Tribunal Administratif de Cergy-Pontoise — Décision N° TA95-2517940

lundi 27 octobre 2025

JuridictionTribunal Administratif de Cergy-Pontoise
SectionTribunal Administratif de Cergy-Pontoise
N° DossierTA95-2517940
TypeDécision
RecoursExcès de pouvoir
PublicationD
Avocat requérantCLORIS

Résumé IA

Le Tribunal Administratif de Cergy-Pontoise, statuant en référé suspension sur le fondement de l’article L. 521-1 du code de justice administrative, a été saisi par Mme B... pour contester la décision implicite de rejet du préfet des Hauts-de-Seine refusant le renouvellement de sa carte de séjour pluriannuelle « vie privée et familiale ». La juge des référés a reconnu l’urgence, présumée en cas de refus de renouvellement de titre de séjour, et a examiné l’existence d’un doute sérieux sur la légalité de la décision au regard des articles L. 423-23 et L. 433-1 du code de l’entrée et du séjour des étrangers et du droit d’asile, ainsi que de l’article 8 de la Convention européenne des droits de l’homme.

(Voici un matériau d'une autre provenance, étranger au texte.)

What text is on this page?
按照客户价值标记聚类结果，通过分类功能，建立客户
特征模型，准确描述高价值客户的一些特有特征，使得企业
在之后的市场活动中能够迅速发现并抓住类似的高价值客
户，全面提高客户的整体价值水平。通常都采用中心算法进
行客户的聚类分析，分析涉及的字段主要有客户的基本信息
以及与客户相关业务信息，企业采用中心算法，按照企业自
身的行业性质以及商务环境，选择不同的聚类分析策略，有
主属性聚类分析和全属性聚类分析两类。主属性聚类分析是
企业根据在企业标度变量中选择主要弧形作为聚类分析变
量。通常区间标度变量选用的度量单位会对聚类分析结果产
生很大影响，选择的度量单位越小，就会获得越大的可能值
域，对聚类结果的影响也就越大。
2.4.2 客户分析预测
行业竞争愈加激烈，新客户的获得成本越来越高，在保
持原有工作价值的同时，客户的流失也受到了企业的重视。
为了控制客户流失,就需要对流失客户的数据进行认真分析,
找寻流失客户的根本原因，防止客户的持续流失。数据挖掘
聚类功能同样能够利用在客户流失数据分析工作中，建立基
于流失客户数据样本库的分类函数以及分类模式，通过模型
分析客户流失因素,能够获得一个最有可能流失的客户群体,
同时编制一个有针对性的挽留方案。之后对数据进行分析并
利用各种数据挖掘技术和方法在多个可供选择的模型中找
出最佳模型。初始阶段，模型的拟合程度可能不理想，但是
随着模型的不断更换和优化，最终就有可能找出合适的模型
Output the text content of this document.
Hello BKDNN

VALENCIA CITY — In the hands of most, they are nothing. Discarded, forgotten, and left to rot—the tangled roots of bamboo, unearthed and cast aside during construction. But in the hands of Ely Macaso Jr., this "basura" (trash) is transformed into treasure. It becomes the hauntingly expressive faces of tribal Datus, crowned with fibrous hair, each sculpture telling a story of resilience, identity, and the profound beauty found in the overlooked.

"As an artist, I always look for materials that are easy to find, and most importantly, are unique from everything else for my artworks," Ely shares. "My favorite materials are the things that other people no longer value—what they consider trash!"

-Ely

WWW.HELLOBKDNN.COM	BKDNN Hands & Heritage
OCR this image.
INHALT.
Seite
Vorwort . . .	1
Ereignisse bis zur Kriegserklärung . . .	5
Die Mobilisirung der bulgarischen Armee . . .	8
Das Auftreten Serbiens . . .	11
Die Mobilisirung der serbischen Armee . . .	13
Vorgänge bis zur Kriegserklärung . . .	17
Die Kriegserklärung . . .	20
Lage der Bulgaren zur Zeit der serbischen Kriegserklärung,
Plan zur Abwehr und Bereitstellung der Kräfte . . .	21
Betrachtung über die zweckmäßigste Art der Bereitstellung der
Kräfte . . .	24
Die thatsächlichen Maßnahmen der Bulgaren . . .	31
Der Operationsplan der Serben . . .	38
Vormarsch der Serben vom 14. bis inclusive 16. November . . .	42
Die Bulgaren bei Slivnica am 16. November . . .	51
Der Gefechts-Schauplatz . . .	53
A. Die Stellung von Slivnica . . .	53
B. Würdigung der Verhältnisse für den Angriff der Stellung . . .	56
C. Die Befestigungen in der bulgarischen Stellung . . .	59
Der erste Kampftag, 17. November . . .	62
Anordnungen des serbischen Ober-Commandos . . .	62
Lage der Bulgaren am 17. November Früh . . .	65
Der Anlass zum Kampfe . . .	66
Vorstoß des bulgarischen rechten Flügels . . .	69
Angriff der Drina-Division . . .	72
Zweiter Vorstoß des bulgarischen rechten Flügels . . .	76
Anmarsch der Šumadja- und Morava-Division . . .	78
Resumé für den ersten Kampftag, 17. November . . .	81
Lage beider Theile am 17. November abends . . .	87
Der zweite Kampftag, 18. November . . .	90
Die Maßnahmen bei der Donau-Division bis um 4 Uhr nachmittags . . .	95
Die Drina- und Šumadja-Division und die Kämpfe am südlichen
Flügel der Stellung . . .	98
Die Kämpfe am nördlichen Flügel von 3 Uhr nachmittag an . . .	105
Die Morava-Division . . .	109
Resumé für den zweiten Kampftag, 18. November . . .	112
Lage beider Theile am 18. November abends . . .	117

La solution retenue n’est pas explicitée dans l’extrait fourni, mais l’ordonnance a été rendue après instruction et audience publique.

Texte intégral

Vu la procédure suivante :

Par une requête enregistrée le 3 octobre 2025, Mme A... B..., représentée par Me Cloris, demande à la juge des référés, sur le fondement de l’article L. 521-1 du code de justice administrative :

1°) de suspendre l’exécution de la décision implicite par laquelle le préfet des Hauts-de-Seine a rejeté sa demande de renouvellement de carte de séjour pluriannuelle portant la mention « vie privée et familiale » ;

2°) d’enjoindre au préfet des Hauts-de-Seine de réexaminer sa situation dans le délai d’un mois à compter de la notification de l’ordonnance à intervenir, et de la munir, dans l’attente, d’une autorisation provisoire de séjour l’autorisant à exercer une activité libérale dans un délai de trois jours à compter de la notification de l’ordonnance à intervenir sous astreinte de 100 euros par jour de retard ;

3°) de mettre à la charge de l’Etat la somme de 2 000 euros en application de l’article L. 761-1 du code de justice administrative.

Elle soutient que :

- la condition d’urgence est présumée et établie dès lors que, d’une part, elle a sollicité le renouvellement de sa carte pluriannuelle portant la mention « vie privée et familiale », d’autre part, elle est placée dans une situation administrative précaire en raison de la perte de son emploi et de son impossibilité à s’inscrire à France travail en vue de bénéficier des allocations chômage alors qu’elle est actuellement enceinte ;
- il existe des moyens propres à créer un doute sérieux quant à la légalité de la décision attaquée :
elle méconnait les dispositions de l’article L. 423-23 du code de l’entrée et du séjour des étrangers et du droit d’asile ;
elle méconnait les dispositions de l’article L. 433-1 du code de l’entrée et du séjour des étrangers et du droit d’asile ;
elle méconnait les stipulations de l’article 8 de la convention européenne de sauvegarde des droits de l’homme et des libertés fondamentales ;
elle est entachée d’une erreur manifeste dans l’appréciation de ses conséquences sur sa situation personnelle et familiale.
Vu :

- les autres pièces du dossier ;
- la requête n° 2517941, enregistrée le 3 octobre 2025, par laquelle Mme B... demande l’annulation de la décision.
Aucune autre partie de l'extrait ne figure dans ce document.